|Those who select a career influenced by western medicine, end up breathing, eating, and sleeping various pathologies and conditions and their “textbook interventions.” A new graduate is eager and able to implement these interventions. Unfortunately, “taking two aspirin or performing 10 repetitions of an exercise” may actually be a limited treatment plan, as individuals respond differently to interventions. As a medical practitioner (physical therapist), I am certainly not discounting how modern advancements in western medicine can both prolong and improve the quality of one’s life. I am merely suggesting to be open to other therapies.
When I first started practicing, I did not participate in the above paradigm. Early in my career, a patient with knee arthritis was treated with the same protocol: specific exercises and modalities for pain management and swelling.

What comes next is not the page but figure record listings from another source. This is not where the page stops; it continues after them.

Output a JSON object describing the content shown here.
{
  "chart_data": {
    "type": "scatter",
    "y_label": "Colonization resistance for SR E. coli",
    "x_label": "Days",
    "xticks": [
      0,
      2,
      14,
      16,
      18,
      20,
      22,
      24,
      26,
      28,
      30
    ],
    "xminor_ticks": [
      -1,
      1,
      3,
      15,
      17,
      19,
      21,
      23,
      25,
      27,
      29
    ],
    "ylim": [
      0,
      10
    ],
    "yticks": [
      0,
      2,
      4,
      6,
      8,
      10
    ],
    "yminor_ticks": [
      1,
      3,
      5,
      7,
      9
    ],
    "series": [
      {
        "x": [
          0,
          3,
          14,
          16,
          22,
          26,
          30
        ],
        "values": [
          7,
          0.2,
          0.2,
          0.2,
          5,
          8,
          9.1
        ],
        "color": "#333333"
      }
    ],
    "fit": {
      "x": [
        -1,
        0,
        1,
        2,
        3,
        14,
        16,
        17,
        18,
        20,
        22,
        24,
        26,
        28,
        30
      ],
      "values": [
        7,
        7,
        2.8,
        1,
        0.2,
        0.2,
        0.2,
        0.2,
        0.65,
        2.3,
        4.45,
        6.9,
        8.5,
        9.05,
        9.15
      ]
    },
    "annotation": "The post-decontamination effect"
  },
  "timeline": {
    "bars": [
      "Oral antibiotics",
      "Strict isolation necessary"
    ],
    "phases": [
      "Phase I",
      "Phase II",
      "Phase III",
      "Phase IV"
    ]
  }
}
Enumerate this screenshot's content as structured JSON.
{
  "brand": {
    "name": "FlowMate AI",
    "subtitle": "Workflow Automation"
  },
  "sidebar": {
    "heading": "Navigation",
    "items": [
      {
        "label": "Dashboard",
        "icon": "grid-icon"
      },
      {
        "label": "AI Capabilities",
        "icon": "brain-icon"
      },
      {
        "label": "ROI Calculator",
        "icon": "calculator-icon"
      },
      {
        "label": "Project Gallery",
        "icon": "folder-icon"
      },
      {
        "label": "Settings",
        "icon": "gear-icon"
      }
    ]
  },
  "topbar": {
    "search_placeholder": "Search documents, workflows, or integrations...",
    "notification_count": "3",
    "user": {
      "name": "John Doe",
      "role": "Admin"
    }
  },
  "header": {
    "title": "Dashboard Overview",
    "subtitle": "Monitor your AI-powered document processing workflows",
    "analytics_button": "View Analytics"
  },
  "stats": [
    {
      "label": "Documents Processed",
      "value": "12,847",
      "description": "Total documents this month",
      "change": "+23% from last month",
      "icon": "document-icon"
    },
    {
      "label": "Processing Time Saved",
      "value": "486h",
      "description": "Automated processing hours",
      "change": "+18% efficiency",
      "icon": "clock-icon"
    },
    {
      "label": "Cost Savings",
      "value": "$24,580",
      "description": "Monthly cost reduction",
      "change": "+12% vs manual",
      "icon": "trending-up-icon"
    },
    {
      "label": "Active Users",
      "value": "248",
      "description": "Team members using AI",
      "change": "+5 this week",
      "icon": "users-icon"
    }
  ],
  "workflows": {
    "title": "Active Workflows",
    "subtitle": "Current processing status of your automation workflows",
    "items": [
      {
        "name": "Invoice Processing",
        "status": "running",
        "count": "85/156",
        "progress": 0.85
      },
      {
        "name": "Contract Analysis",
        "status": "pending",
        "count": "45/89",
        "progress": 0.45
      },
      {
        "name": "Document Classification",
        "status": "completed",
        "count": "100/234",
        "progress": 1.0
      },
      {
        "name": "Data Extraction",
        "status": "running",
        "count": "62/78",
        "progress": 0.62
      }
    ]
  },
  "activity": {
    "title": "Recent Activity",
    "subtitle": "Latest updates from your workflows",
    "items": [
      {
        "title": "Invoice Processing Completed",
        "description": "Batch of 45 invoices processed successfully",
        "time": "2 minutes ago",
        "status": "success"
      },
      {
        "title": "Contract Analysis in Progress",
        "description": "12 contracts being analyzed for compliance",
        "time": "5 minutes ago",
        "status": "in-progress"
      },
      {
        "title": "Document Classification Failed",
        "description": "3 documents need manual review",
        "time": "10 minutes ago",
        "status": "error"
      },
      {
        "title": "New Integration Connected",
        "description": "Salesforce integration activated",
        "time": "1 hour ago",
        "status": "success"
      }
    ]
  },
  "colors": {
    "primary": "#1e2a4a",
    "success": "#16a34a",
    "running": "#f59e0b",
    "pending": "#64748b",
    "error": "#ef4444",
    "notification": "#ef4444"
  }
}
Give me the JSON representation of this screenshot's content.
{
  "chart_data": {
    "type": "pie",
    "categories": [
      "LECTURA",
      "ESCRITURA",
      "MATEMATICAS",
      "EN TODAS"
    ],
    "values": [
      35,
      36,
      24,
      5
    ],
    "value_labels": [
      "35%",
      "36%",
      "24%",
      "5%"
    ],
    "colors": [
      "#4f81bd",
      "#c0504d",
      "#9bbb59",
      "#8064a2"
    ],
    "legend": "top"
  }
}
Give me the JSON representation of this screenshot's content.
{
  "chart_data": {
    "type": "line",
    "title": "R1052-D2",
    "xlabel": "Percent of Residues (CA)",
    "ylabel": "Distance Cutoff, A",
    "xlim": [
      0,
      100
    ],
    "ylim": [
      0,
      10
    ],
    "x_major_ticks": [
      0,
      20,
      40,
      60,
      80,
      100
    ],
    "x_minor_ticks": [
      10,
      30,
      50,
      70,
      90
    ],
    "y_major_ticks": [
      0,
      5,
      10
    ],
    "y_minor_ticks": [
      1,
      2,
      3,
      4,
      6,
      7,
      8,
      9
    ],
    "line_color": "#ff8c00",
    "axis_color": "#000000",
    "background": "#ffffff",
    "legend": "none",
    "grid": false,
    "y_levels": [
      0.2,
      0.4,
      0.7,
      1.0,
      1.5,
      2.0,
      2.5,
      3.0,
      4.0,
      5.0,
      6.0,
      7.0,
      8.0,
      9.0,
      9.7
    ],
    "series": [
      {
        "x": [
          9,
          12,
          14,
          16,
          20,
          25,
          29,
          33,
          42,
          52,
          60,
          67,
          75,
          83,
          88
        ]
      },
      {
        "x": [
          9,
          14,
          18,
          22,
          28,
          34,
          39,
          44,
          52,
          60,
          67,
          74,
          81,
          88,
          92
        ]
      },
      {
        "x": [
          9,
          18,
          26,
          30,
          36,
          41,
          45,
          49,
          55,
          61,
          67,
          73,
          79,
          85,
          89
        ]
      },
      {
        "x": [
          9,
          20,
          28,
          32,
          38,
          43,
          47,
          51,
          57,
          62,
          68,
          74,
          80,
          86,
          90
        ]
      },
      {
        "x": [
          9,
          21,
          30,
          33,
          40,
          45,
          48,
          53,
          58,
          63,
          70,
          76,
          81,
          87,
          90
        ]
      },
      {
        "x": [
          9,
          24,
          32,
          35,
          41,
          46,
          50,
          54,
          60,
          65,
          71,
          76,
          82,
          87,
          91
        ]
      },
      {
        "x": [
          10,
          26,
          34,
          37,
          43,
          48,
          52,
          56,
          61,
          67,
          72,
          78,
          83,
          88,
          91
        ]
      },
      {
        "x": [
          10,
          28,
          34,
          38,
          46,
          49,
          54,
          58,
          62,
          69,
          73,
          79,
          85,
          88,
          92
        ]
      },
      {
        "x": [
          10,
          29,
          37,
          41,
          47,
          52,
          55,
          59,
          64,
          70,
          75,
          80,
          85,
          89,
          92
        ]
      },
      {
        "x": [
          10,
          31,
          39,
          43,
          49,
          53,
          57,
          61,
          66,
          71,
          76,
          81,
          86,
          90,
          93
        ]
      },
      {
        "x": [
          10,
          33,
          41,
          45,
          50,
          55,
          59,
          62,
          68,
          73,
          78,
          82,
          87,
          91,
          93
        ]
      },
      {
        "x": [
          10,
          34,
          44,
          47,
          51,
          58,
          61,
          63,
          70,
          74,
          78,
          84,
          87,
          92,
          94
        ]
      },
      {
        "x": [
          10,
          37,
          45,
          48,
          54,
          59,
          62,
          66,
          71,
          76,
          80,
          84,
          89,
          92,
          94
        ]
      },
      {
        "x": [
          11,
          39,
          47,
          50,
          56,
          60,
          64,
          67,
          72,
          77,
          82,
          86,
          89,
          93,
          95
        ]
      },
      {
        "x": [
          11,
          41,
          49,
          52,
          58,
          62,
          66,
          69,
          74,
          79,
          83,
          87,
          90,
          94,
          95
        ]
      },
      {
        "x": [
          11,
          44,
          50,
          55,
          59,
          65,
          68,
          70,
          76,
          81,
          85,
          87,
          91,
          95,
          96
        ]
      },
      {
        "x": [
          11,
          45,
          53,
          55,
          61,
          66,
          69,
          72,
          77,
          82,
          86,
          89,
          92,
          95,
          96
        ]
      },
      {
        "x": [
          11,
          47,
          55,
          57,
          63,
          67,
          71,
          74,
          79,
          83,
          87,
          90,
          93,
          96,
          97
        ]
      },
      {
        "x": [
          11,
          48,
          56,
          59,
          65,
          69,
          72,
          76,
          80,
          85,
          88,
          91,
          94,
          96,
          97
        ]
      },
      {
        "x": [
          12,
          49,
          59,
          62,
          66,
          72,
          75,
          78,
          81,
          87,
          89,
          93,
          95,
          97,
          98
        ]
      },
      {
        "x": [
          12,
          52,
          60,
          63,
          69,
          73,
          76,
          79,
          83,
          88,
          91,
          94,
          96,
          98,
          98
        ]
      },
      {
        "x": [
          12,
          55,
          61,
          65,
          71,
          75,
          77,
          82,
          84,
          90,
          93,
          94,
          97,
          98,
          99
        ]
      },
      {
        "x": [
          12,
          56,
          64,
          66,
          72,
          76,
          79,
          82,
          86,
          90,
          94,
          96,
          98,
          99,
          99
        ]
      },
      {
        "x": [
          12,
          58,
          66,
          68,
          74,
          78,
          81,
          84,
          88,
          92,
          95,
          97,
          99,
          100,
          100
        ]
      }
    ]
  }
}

I soon discovered that even though patients may have had the same pathologies, some got better, and some did not. I could not grasp why some did not heal, until I took the time to listen to a grieving patient. She had lost her husband a few months before, and recently, seemed to have come down with multiple ailments. I spent a short period listening to her concerns, including learning new responsibilities she was not accustomed to, and being alone. The next time I saw her, she reported feeling much better (and I thought that the leg lift exercises were finally kicking in.)
After that experience, I started really listening to my patients. Some had minor requests like using heat before a treatment, or doing exercises in a different position. Some just needed someone to listen to them a few moments. Although listening is not new or innovative, sometimes one may forget the influence it can have on healing.